FTC: purchased myself
Pub Date: December 2009
A quirky holiday romance about Faith, Hope, and…er…glow-in-the-dark condoms!
Three years ago, a scandal cost antiquarian “book hunter” James Winter everything that mattered to him: his job, his lover and his self-respect. But now the rich and unscrupulous Mr. Stephanopoulos has a proposition. A previously unpublished Christmas book by Charles Dickens has turned up in the hands of an English chemistry professor by the name of Sedgwick Crisparkle. Mr. S. wants that book at any price, and he needs James to get it for him. There’s just one catch. James can’t tell the nutty professor who the buyer is.
Actually, two catches. The nutty Professor Crisparkle turns out to be totally gorgeous—and on the prowl. Faster than you can say, “Old Saint Nick,” James is mixing business with pleasure…and in real danger of forgetting that this is just a holiday romance.
Just as they’re well on the way to having their peppermint sticks and eating them too, Sedgwick discovers the truth. James has been a very bad boy.
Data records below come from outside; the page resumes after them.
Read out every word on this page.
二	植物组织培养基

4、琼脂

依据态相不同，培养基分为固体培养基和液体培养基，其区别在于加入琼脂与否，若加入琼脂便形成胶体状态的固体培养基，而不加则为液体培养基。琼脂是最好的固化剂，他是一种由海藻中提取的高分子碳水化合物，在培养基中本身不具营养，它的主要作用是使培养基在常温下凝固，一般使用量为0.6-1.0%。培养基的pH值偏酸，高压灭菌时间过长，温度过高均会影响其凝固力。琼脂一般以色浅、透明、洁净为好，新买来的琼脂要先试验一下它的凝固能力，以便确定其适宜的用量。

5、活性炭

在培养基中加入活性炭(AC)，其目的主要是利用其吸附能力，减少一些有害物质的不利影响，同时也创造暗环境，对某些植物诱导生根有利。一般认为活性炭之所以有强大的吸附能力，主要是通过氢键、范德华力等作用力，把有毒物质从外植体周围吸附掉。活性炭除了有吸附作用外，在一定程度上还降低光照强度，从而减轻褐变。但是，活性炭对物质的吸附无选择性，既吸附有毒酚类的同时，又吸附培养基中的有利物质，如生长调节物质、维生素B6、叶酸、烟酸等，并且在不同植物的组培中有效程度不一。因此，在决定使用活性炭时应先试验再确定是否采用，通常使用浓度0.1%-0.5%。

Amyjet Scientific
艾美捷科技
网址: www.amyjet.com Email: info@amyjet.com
And any chance Santa will bring him what he wants most is disappearing quicker than the Jolly Old Elf’s sleigh.
Josh Lanyon's books never cease to surprise me with their terrific characters and complexity. But I will admit...I didn't look forward to reading this one. Because I really (and I mean really) hate Charles Dickens. Yes, I know it makes me sound like a Scrooge.
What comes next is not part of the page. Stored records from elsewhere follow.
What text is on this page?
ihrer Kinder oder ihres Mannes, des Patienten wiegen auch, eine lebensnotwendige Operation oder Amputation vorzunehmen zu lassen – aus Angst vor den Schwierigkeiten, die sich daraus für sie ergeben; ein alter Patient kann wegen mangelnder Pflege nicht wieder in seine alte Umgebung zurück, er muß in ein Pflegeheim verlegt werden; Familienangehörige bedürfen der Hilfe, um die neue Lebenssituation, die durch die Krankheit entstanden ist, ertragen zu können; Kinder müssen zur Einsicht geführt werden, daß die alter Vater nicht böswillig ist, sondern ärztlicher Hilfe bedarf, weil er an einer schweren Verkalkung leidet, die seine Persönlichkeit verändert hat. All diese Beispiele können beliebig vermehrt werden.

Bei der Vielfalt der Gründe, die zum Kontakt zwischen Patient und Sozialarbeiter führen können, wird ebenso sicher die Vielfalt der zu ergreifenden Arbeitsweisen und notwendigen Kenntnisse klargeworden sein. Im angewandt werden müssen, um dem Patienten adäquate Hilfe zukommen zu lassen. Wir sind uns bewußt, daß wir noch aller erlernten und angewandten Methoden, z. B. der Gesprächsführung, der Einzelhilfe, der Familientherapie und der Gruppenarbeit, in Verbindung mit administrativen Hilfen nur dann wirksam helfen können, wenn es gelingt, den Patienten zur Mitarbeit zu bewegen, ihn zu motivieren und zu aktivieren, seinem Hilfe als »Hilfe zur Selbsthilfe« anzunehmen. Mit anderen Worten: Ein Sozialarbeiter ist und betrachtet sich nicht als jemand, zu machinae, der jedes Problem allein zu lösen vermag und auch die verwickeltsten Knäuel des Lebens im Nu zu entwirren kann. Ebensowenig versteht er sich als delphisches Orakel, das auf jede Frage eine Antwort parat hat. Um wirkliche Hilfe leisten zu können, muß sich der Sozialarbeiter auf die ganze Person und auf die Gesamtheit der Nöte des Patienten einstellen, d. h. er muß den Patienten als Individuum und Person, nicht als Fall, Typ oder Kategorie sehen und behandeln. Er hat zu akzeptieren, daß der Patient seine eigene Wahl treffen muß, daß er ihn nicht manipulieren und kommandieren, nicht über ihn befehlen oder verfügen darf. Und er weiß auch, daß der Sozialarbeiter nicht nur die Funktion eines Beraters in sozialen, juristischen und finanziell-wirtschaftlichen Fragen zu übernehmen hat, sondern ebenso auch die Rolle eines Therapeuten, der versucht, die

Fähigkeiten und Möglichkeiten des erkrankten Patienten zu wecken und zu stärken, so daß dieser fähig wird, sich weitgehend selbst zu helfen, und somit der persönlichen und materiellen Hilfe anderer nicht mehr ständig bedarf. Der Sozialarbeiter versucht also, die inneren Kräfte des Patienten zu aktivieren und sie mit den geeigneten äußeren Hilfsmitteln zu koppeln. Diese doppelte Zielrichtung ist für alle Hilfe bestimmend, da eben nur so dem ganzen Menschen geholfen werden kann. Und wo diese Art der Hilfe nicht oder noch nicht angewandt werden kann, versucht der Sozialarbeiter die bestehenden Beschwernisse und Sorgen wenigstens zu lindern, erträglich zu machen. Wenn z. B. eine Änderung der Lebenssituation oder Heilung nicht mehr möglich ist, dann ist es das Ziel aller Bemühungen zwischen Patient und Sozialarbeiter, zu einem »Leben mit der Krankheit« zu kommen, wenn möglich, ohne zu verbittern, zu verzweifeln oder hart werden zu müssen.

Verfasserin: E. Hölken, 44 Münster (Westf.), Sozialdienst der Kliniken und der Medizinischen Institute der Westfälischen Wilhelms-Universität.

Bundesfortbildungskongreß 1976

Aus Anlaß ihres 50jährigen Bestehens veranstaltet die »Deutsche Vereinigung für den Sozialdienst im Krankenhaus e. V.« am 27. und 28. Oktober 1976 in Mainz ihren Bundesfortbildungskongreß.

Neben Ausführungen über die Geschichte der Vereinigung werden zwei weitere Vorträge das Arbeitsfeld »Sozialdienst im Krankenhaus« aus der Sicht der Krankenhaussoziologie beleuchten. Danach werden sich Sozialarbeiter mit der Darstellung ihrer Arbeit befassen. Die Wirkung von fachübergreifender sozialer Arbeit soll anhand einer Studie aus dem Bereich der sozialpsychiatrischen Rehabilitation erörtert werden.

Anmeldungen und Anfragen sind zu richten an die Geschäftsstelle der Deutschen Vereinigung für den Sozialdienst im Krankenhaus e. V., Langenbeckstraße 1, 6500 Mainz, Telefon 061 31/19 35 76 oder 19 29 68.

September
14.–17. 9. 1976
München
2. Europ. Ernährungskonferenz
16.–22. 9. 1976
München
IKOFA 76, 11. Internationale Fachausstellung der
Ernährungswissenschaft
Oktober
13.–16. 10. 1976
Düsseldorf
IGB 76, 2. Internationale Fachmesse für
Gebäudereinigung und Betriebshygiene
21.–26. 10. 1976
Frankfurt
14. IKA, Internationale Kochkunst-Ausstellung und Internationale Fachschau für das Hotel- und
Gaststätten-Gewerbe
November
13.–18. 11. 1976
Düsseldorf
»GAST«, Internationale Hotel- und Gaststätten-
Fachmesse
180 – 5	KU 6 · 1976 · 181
I hate his cutesy little names that are generally tied to character traits. And I think the man was too wordy. Serialized novels in the Victorian era were often wordy, and I'm no stranger to 19th century literature, but I just can't stand his style of writing. Just a personal preference, and not the fault of Mr. Lanyon.
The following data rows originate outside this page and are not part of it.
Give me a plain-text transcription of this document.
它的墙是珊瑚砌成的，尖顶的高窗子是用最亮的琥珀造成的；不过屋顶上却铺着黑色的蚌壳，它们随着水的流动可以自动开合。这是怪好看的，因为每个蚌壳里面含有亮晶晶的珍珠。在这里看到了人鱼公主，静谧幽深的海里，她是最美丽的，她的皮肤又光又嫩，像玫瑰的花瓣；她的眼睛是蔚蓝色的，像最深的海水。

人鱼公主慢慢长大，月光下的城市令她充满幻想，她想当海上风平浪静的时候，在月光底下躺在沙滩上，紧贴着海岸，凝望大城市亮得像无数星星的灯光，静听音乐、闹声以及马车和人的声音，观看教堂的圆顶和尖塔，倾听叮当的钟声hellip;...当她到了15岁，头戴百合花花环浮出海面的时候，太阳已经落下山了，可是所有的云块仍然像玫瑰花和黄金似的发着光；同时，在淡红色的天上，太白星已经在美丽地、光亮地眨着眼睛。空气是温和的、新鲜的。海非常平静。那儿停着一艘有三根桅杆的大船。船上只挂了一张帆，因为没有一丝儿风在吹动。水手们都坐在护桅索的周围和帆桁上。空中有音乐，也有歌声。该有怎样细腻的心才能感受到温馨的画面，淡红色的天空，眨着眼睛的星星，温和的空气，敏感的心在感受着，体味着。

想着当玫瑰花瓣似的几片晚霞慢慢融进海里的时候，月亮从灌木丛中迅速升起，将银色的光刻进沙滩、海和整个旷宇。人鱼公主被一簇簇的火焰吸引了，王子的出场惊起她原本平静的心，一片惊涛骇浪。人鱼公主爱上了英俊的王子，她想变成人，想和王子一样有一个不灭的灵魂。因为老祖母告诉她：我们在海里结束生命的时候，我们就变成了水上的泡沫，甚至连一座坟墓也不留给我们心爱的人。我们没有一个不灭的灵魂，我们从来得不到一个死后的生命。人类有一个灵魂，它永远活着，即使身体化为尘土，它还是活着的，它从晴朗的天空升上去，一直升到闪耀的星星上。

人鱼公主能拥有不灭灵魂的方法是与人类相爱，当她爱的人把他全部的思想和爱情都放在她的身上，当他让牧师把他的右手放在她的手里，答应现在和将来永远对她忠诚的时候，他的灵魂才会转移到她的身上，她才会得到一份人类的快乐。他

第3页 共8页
So it was with great reluctance that I started reading The Dickens With Love. And, despite Lanyon's tongue-in-cheek use of Dickensian names as well (James Winter?), I found myself blasting through it in a single sitting. As usual for anything written by this author.
James Winter is a former antiquarian book professional who has been reduced, through a scandal involving forgeries, to working as a Barnes and Noble bookseller. His finances in ruins, he takes a job for the mysterious Mr. Stephanopoulos (despite knowing the guy's a scumbag of high order) to both make ends meet and to get a taste of the book business he adored.
I found the author's descriptions of working at BN painfully familiar. He really does know what it's like to work there over the holidays. It's excruciatingly accurate, and as a result, incredibly funny. BN booksellers often make less per hour than those flipping hamburgers at the local fast food restaurant.
The back story of a missing Dickens tale is incredibly well researched. Lanyon knows his Dickens. Much better than I do (no surprise, since I loathe the man). It's still fun to watch poor James covet the unknown book. And to covet Professor Crisparkle. (Argh, the names!).
I read Lanyon's books for the humor and the characters. On that level, this novella succeeded. It is filled with whimsy and quirkiness. But as a romance, I didn't really buy into the relationship between Crisparkle and Winter. It seemed kind of superficial. I didn't engage emotionally as I usually do, and that was a bit of a disappointment.